Quanto aos documentos entregues pelos usuários presencialmente, e também aos que são produzidos no dia-a-dia durante as atividades do Cartório, obviamente há a preocupação com a iminência da presença do vírus, embora não se saiba ao certo o tempo que o mesmo é capaz de sobreviver em materiais como o papel. Assim, por estar diretamente em contato com estes documentos, procuro buscar constantemente informações acerca desta questão, tendo encontrado alguns estudos como o que aponta que os coronavírus, de modo geral, podem sobreviver nas superfícies entre 2 horas a 9 dias, e em papel, especificamente, por até 5 dias (Kampf G,. Todt D., Pfaender S., Steinmann E. Persistence of coronaviruses on inanimate surfaces and their inactivation with biocidal agents. J. Hosp. Infect. 2020 Feb; 104:246-51. Doi 10.1016/j.jhin.2020.01.022). Segundo este estudo, a permanência do vírus pode variar conforme diferentes condições, como a temperatura, umidade do ambiente e sua cepa específica.

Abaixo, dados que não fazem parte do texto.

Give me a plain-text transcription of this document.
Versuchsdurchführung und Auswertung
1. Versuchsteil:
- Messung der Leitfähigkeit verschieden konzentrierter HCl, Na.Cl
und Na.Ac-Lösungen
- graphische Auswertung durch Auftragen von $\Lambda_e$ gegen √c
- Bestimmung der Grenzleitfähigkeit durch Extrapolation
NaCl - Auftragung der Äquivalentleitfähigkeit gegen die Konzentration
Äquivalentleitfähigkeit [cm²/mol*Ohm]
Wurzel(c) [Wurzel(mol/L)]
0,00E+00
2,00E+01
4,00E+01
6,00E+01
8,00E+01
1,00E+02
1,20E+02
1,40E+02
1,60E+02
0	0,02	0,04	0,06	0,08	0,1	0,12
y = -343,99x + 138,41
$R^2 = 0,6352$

Com base nestas informações coletadas, adotamos como protocolo de segurança o isolamento de todos os documentos, recebidos ou produzidos, por um prazo de 6 dias. Apesar de dilatar os prazos para a conclusão dos serviços, esta prática tem como objetivo preservar a saúde de todos que tenham que manipular esta documentação, evitando a potencial exposição à presença do vírus nas superfícies destes documentos.4. Depois que a pandemia passar, como será a volta ao trabalho? Que rotinas pretende retomar e quais manterá?
Embora, em um primeiro momento possa se projetar uma retomada de atividades dentro da normalidade já conhecida, ao analisar a realidade atual, penso de que o retorno poderá trazer novos desafios devido a mudanças de paradigma ocorridas durante a pandemia, sobretudo relacionadas aos contextos tecnológicos.
Diante de todas as implementações digitais que se fizeram necessárias para cobrir a prestação de serviços de maneira remota, e as rotinas de home-office experimentadas durante este período, é possível constatar que o uso de aplicações digitais como a CRI-RS contribuem para a amplificação do acesso aos serviços cartoriais e reduzem a burocracia.
Assim, mediante a conscientização da sociedade para que seja feito melhor uso destes sistemas, poderemos ter uma significativa melhoria na celeridade dos serviços cartoriais, o que resultará também em um aumento ainda mais expressivo da produção de documentos digitais. Avalio que o uso destas plataformas poderá passar a fazer parte ainda mais da rotina do cidadão nesta nova realidade e, enquanto arquivista, minha preocupação será voltada para que a gestão, a preservação e o acesso aos documentos nativos destes sistemas informatizados cumpram sempre os requisitos arquivísticos. Este já é um desafio atual, mas que poderá ser ainda maior no fazer arquivístico pós-pandemia.